Кто на смерть смотрит смело, того пуле не взять.
Мы теперь на свободе, о которой мечтали,
О которой так много в лагерях говорят.
Мы теперь на свободе, нас теперь не поймают,
Нас теперь не настигнет автомата разряд…
В некоторых песнях известно, в каких местах они возникли и где первоначально пелись. Таковы, например, «Колымский гимн» («Я живу близ Охотского моря»), «Тайшетский гимн» («Привезли на бан и сгрузили там») и знаменитая песня о Таганской тюрьме:
Таганка – все ночи, полные огня,
Централка – за что сгубила ты меня?
Таганка – я твой бессменный арестант
Погибли юность и талант в стенах твоих.
Современный советский фольклор как нельзя лучше говорит о том, что за фальшивым фасадом подспудно теплится народный дух и народное творчество. Но это – тема другой книги.
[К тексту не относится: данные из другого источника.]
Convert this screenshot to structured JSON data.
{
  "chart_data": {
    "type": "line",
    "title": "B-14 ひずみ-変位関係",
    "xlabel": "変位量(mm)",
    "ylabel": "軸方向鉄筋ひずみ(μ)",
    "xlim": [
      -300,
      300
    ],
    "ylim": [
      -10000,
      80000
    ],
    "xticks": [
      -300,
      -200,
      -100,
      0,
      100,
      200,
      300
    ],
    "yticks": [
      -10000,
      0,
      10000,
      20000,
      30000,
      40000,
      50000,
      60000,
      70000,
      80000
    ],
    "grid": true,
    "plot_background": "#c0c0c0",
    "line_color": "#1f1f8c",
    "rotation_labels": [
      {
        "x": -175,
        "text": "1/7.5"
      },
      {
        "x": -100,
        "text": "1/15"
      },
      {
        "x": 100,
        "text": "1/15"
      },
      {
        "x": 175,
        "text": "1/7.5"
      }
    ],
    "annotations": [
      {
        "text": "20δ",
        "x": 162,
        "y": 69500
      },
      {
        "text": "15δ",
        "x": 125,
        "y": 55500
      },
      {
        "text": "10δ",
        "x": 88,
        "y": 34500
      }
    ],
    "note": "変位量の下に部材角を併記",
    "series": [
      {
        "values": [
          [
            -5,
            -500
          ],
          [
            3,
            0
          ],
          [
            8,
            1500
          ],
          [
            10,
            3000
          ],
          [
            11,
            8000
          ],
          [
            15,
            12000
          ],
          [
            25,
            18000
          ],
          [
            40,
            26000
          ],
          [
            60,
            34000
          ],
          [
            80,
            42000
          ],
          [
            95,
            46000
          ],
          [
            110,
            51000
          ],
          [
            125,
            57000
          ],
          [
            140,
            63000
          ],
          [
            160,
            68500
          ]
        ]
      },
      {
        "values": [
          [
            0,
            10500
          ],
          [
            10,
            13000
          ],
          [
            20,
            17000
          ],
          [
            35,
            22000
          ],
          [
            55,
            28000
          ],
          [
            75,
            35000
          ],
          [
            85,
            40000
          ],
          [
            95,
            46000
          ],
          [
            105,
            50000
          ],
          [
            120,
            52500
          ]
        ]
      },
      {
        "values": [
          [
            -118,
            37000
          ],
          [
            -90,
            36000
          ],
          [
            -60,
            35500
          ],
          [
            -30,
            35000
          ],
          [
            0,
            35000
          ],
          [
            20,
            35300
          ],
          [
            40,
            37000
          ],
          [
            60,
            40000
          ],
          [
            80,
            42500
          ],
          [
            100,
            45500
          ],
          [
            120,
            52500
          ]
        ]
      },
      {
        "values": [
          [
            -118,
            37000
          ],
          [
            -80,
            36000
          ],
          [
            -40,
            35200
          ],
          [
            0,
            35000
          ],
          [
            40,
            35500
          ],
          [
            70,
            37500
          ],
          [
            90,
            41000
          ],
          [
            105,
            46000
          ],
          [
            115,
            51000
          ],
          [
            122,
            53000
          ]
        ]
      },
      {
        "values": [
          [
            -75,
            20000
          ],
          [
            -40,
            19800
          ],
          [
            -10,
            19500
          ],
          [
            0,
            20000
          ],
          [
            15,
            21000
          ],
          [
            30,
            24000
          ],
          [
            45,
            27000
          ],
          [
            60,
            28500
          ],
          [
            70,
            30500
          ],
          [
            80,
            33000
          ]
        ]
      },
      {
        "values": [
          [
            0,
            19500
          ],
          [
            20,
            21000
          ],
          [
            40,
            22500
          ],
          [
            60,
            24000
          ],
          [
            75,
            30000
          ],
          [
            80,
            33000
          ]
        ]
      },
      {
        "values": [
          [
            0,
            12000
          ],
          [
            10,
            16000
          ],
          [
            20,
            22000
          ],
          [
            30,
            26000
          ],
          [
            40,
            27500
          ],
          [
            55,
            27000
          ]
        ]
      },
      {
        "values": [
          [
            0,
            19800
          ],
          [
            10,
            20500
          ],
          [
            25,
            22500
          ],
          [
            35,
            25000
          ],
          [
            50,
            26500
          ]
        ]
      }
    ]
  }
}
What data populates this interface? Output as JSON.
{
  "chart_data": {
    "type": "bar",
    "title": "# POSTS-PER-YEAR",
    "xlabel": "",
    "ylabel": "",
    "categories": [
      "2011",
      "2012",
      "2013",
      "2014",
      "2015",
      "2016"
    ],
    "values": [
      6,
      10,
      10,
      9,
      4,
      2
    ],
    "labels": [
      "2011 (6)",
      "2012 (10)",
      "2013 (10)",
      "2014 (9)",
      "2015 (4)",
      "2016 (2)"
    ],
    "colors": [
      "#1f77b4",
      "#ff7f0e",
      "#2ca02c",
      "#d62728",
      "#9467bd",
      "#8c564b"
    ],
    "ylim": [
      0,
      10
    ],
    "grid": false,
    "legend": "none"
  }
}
Исследование современного русского фольклора, всех его жанров, всех вариантов одной и той же песни, по-разному звучавшей в разные годы и в разных местах, – такой труд рассказал бы нам многое о подлинной, неумирающей жизни народа.
XII. К вершинам
Десять лет назад, когда самиздат еще только набирал силы, подавляющее большинство западных критиков относилось к нему скептически, утверждая, что если и не по темам и идеям, то во всяком случае по своему художественному уровню подпольная литература мало чем отличается от бесцветных официальных соцреалистических произведений.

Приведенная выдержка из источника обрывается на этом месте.